Liberty Matters

Let’s Not Surrender “Radical”

     

Thank you to Hank, Kent, and Dan for their excellent pieces that have made this conversation so stimulating and enjoyable. I think we can all agree that the range of political viewpoints in the Encyclopédie, with its nearly 73,000 articles, is challenging to assess according to any one criterion. This is particularly true of "radical," which is so freighted with the baggage of revolution and 19th-century political movements. I'll second Dan's claim that it is "anachronistic and teleological to speak of 'radical politics' in 18th-century thought." However, I do think "radical" retains analytic purchase as a qualifying term along the lines of, in one of Hank's examples, "radical Reformation" or, in the context of this forum, something like "radical reform." Jonathan Israel's radically misguided arguments may have spoiled the term "radical Enlightenment" despite Margaret Jacob's more careful and prior elucidation, but I'm not convinced that we dix-huitièmistes should surrender the adjective altogether.
To turn to Hank's response to my own contribution to the conversation, I certainly agree with his warning against conflating intention and result.

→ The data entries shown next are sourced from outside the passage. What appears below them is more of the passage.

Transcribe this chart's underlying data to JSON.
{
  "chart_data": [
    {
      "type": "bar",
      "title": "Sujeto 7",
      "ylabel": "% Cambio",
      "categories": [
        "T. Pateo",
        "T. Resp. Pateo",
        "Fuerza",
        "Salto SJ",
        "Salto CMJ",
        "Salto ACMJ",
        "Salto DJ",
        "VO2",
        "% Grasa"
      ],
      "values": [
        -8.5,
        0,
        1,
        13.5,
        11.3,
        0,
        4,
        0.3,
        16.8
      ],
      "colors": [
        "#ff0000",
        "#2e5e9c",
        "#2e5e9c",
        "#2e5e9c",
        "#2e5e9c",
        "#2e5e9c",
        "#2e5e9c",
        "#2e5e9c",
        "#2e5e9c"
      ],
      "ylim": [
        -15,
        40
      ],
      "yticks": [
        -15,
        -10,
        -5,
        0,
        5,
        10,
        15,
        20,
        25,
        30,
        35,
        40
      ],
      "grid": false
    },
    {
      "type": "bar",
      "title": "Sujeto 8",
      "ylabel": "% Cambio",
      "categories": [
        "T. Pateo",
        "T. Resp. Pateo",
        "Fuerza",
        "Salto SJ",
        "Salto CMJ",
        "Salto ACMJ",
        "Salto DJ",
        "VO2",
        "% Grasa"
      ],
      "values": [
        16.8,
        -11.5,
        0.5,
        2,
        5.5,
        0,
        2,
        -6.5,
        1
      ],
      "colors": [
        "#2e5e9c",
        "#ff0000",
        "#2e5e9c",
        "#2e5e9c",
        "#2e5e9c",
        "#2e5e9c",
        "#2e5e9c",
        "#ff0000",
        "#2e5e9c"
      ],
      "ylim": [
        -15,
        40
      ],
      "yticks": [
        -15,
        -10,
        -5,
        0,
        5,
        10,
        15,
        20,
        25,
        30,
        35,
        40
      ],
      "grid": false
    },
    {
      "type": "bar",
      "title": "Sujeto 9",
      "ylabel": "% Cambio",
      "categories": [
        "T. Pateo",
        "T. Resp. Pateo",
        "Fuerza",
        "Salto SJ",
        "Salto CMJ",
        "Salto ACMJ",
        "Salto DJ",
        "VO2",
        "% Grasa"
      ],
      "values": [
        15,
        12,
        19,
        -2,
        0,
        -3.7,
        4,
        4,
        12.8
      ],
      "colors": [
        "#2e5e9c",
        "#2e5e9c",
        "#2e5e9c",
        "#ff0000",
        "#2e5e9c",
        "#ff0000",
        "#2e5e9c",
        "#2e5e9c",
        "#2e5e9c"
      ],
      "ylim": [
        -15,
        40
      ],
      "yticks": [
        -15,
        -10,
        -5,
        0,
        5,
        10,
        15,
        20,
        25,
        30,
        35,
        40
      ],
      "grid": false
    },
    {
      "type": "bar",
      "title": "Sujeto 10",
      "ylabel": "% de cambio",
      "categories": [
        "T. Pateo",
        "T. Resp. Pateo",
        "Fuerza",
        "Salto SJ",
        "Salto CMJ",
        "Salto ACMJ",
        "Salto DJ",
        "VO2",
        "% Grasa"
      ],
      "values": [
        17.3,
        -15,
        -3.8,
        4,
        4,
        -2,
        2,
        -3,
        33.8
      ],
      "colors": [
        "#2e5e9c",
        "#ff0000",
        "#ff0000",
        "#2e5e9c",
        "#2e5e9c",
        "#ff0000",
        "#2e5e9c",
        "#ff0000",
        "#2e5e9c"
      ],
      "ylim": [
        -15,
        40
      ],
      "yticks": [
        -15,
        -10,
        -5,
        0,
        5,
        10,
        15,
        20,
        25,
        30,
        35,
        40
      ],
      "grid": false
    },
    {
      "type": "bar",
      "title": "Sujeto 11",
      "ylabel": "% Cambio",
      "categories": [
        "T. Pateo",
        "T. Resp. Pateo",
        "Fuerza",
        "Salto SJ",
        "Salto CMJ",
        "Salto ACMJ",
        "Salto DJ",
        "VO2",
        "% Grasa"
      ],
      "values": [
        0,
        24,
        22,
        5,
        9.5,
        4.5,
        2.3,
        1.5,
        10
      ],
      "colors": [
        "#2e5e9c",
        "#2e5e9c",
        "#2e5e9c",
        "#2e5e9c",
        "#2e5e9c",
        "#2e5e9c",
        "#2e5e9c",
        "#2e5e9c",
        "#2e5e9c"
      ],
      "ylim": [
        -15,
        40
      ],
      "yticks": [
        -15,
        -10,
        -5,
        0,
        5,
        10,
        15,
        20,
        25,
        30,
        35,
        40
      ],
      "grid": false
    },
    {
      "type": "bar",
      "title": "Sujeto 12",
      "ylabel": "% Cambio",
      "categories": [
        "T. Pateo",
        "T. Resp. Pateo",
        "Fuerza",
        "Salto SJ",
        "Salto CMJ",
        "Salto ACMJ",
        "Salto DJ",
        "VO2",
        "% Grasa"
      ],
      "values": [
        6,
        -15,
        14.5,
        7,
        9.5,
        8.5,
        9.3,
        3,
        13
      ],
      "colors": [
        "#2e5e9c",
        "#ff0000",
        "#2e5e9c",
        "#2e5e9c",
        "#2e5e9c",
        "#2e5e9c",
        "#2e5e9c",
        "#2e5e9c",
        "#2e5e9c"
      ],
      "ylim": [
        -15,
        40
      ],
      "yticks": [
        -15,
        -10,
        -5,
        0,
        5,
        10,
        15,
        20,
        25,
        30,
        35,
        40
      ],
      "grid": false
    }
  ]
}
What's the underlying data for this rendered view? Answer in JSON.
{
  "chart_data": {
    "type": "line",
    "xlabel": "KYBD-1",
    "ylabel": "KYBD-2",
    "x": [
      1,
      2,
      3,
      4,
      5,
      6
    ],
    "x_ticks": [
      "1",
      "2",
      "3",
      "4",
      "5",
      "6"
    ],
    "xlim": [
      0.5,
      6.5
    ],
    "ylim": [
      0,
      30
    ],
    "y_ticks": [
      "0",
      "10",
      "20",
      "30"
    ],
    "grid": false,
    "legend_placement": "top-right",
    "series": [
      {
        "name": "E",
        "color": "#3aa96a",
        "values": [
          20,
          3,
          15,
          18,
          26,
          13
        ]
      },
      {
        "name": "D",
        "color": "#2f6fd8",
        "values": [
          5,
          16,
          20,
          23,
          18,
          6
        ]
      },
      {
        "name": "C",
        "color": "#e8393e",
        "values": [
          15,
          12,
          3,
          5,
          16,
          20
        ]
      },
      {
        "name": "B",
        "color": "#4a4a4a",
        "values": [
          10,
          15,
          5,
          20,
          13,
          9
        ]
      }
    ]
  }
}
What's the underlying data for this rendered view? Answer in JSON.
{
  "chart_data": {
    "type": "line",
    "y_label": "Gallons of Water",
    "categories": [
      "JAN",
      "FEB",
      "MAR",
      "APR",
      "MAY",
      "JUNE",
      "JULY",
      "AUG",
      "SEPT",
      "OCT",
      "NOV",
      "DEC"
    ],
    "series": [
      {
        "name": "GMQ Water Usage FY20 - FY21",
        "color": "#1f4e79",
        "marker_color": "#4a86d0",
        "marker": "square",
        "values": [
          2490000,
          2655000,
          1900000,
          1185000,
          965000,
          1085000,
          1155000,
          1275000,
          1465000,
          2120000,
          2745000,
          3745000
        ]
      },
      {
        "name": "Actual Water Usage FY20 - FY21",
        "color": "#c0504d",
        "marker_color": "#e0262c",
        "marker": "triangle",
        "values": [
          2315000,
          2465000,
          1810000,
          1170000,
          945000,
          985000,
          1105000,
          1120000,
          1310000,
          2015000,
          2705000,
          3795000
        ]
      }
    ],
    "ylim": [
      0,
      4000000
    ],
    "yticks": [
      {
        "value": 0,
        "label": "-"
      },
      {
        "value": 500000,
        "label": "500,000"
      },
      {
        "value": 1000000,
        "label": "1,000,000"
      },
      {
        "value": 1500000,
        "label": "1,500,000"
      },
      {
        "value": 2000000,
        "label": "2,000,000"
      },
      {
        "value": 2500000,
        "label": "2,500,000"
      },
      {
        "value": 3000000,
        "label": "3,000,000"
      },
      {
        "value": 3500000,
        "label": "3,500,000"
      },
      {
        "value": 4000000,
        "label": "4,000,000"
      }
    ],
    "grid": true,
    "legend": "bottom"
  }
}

I don't think either of us wants to go down that particular rabbit hole, but the specific act of intention he refers to – the basic epistemological framework of the Encyclopédie elucidated in striking visual form in the "Map of the System of Human Knowledge" – constitutes a singularly accessible argument that is, at the same time, one of the text's most subversive arguments. After the first volumes, it took protection from Malesherbes to limit the official response to the Encyclopédie to a condemnation for having advocated "several maxims tending to destroy royal authority, establish the spirit of independence and revolt," and promote "the corruption of moeurs and irreligion."[89] Even if the project lost something of its initial radical edge as Boucher and Jaucourt "soldiered on," that initial epistemological cri de guerre remained central to the project's overall stance. Hank also questions "just how tight the connection is between epistemology and politics." This is a fair point, but the epistemology in question here is more the attack on the Church and theology articulated within the Encyclopédie's epistemological apparatus than the Baconian principles themselves. Hank also questions my reading of the status of privilege in the Encyclopédie. Turgot's "Foundations" was certainly not the only or even then last word on the subject, but would organizing "provincial assemblies along property rather than status lines" or "drawing on the resources of a growing commercial economy" not have amounted to fairly dramatic reforms in the context of the Old Regime?
The question of privilege leads to that of "monarchic liberalism." If the majority of articles espouse some version of such a political stance, I would be quick to add – as Hank does at the very end of his second piece – that "monarchic liberals could be 'radical.'" I'm not sure if this is "elegant jousting" (or cake-having) on his part, but I will redirect Hank's point to our discussion of the Encyclopédie itself. One powerful strand of monarchic liberalism – the economic liberalism Dan outlines in his essay – advocated, to reprise two of Dan's examples, freeing the grain trade and ending slavery. Such reforms would have remade the Old Regime political, social, and economic order in a manner that was in no way "conservative" and might merit the term "radical." The monarchy's decision to establish the freedom of the grain trade in 1763-64 (repealed in December 1770) has been described by its foremost historian as a "radical new departure in liberalization" and "the most radical and significant departure from the mold of the administrative monarchy made in the old regime."[90] And one can hardly think of a more "radical" stance than abolishing slavery. Perhaps I'm quibbling over labels at this point, but in the context of the publication of the Encyclopédie these were powerful critiques of the existing order and, it seems to me, "radical."
Endnotes
[89.] Quoted in Darnton, The Business of Enlightenment, 10.
[90.] Steven L. Kaplan, Bread, Politics and Political Economy in the Reign of Louis XV (The Hague : Martinus Nijhoff, 1976), 1:144 and 2:446.